Resolve model context and name using centralized logic.
This method extracts the model resolution logic from execute() so it can be
reused by tools that override execute() (like debug tool) without duplicating code.
Args:
arguments: Dictionary of arguments from the MCP client
request: The validated request object
Returns:
tuple[str, ModelContext]: (resolved_model_name, model_context)
Raises:
ValueError: If model resolution fails or model selection is required
"""
logger = logging.getLogger(f"tools.{self.name}")
# MODEL RESOLUTION NOW HAPPENS AT MCP BOUNDARY
# Extract pre-resolved model context from server.py
model_context = arguments.get("_model_context")
resolved_model_name = arguments.get("_resolved_model_name")

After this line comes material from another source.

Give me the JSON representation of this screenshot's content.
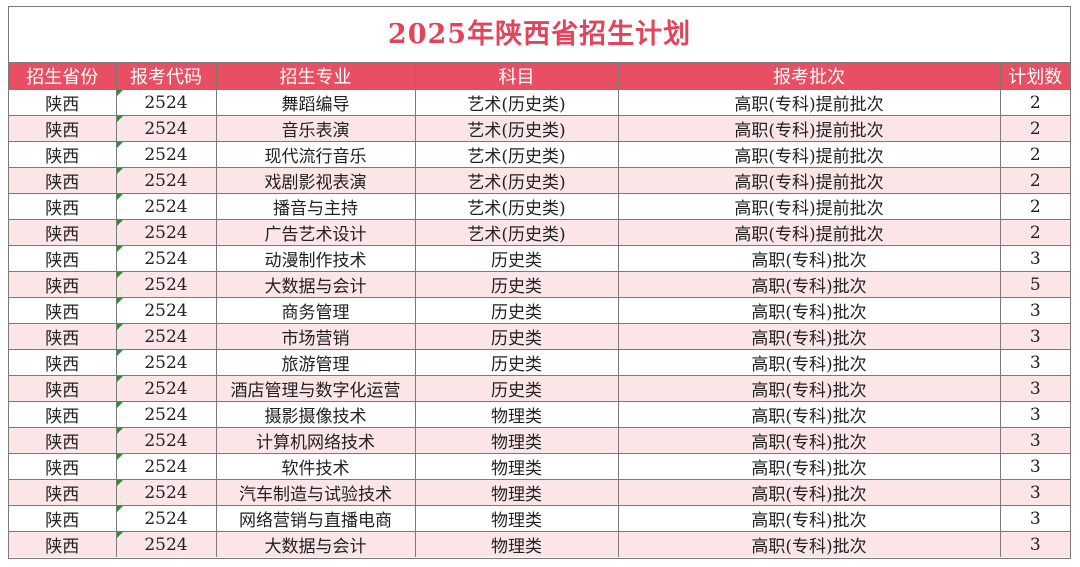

if model_context and resolved_model_name:
# Model was already resolved at MCP boundary
model_name = resolved_model_name
logger.debug(f"Using pre-resolved model '{model_name}' from MCP boundary")
else:
# Fallback for direct execute calls
model_name = getattr(request, "model", None)
if not model_name:
from config import DEFAULT_MODEL
model_name = DEFAULT_MODEL
logger.debug(f"Using fallback model resolution for '{model_name}' (test mode)")
# For tests: Check if we should require model selection (auto mode)
if self._should_require_model_selection(model_name):
# Get suggested model based on tool category
from providers.registry import ModelProviderRegistry
tool_category = self.get_model_category()
suggested_model = ModelProviderRegistry.get_preferred_fallback_model(tool_category)
# Build error message based on why selection is required
if model_name.lower() == "auto":
error_message = (
f"Model parameter is required in auto mode. "
f"Suggested model for {self.name}: '{suggested_model}' "
f"(category: {tool_category.value})"
)
else:
# Model was specified but not available
available_models = self._get_available_models()
error_message = (
f"Model '{model_name}' is not available with current API keys. "
f"Available models: {', '.join(available_models)}. "
f"Suggested model for {self.name}: '{suggested_model}' "
f"(category: {tool_category.value})"
)
raise ValueError(error_message)
# Create model context for tests
from utils.model_context import ModelContext
model_context = ModelContext(model_name)
return model_name, model_context
def get_model_provider(self, model_name: str) -> ModelProvider:
"""
Get a model provider for the specified model.